Comment s’y met-on? Disons que quelqu’un trouve l’idée fantastique, mais qu’il manque de temps. J’ai bien 10 minutes, mais pas 150 minutes. Comment s’y mettre? Quand vous dites de doser l’effort, comment savoir d’où je pars?
Oui. Nous demandons aux gens de quitter leur zone de confort. Même si votre seul exercice consiste à faire le tour du pâté de maisons le soir, vous pouvez y aller par intervalles en pressant le pas sur une distance de quelques lampadaires avant de ralentir. Il s’agit de sentir que la respiration ou le pouls s’accélère un peu plus qu’à l’habitude. Certaines recherches révèlent que, même la marche douce effectuée par intervalles est plus profitable que la marche continue au même rythme pour améliorer la condition physique et la glycémie.
J’ai lu aussi, comme vous le disiez, que le succès de ce type d’entraînement tient au fait qu’il ressemble au jeu naturel; le rapprochement est intéressant. Qu’en pensez-vous?

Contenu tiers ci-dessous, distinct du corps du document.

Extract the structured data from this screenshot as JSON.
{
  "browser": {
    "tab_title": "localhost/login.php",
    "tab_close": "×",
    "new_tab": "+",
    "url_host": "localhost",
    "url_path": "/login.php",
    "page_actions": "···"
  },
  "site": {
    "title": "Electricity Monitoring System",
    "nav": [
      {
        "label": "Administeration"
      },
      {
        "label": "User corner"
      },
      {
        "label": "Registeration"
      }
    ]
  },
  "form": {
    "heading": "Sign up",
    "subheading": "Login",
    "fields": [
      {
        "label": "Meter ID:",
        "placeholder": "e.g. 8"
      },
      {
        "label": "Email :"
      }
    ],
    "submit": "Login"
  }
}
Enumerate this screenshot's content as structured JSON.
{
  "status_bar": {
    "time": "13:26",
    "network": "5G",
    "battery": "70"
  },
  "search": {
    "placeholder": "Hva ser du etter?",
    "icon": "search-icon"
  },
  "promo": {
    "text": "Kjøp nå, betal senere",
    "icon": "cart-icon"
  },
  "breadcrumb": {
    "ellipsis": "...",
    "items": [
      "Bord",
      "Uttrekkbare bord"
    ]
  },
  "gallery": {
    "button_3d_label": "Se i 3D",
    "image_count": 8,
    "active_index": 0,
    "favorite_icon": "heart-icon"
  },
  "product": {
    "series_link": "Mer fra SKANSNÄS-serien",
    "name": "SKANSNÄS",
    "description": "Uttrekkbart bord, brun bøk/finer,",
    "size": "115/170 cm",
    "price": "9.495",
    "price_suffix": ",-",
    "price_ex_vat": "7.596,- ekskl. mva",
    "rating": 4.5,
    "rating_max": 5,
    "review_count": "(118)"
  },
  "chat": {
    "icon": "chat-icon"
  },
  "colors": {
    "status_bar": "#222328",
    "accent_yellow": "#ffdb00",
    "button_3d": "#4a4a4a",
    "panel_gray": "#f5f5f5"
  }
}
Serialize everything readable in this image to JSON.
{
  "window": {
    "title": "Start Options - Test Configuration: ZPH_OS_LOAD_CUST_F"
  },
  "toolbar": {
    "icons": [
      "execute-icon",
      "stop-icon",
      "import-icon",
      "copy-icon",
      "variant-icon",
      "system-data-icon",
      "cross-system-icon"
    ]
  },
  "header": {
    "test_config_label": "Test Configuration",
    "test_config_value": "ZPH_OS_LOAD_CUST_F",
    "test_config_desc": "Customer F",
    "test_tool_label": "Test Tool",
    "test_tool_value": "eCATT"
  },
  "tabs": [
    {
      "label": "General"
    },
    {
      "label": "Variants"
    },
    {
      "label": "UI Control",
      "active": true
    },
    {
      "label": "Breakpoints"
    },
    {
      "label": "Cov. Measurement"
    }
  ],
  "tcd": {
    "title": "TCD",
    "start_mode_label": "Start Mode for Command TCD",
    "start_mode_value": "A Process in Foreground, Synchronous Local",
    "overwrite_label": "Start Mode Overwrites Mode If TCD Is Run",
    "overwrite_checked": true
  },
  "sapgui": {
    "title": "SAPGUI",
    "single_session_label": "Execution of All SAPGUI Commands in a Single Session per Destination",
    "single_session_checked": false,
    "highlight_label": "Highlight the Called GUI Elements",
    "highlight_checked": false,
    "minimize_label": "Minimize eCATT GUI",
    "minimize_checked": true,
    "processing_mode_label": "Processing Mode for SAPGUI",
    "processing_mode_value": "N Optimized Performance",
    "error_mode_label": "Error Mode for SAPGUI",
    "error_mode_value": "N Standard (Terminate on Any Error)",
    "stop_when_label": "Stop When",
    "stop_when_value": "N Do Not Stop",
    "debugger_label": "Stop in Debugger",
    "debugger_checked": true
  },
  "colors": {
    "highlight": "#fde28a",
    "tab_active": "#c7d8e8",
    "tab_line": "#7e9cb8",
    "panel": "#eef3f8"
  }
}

Oui. Si vous observez des enfants au parc, aucun ne court à un rythme modéré durant environ 30 minutes. L’un des avantages de l’entraînement par intervalles repose sur les variations qu’il apporte. Le type d’exercice qui vous convient est celui que vous aimez pratiquer. Vous avez plus de chance de conserver cette habitude à long terme. L’entraînement par intervalles offre plus de choix; le menu varie davantage les saveurs. J’adore la glace à la vanille; j’en mangerais tout le temps. C’est un peu l’approche traditionnelle censée convenir à tout le monde. Dans le cas de l’entraînement par intervalles, vous profitez de la variété. Et certains disent que ça leur plaît, parce qu’ils trouvent une certaine ressemblance avec le jeu naturel.
Vous êtes ici pour parler de performance personnelle à un groupe, de ce qu’il est possible d’accomplir. Que voulez-vous que ces gens retiennent de ce que vous allez leur dire? Voulez-vous qu’ils changent leur façon de faire? Comment se lancer?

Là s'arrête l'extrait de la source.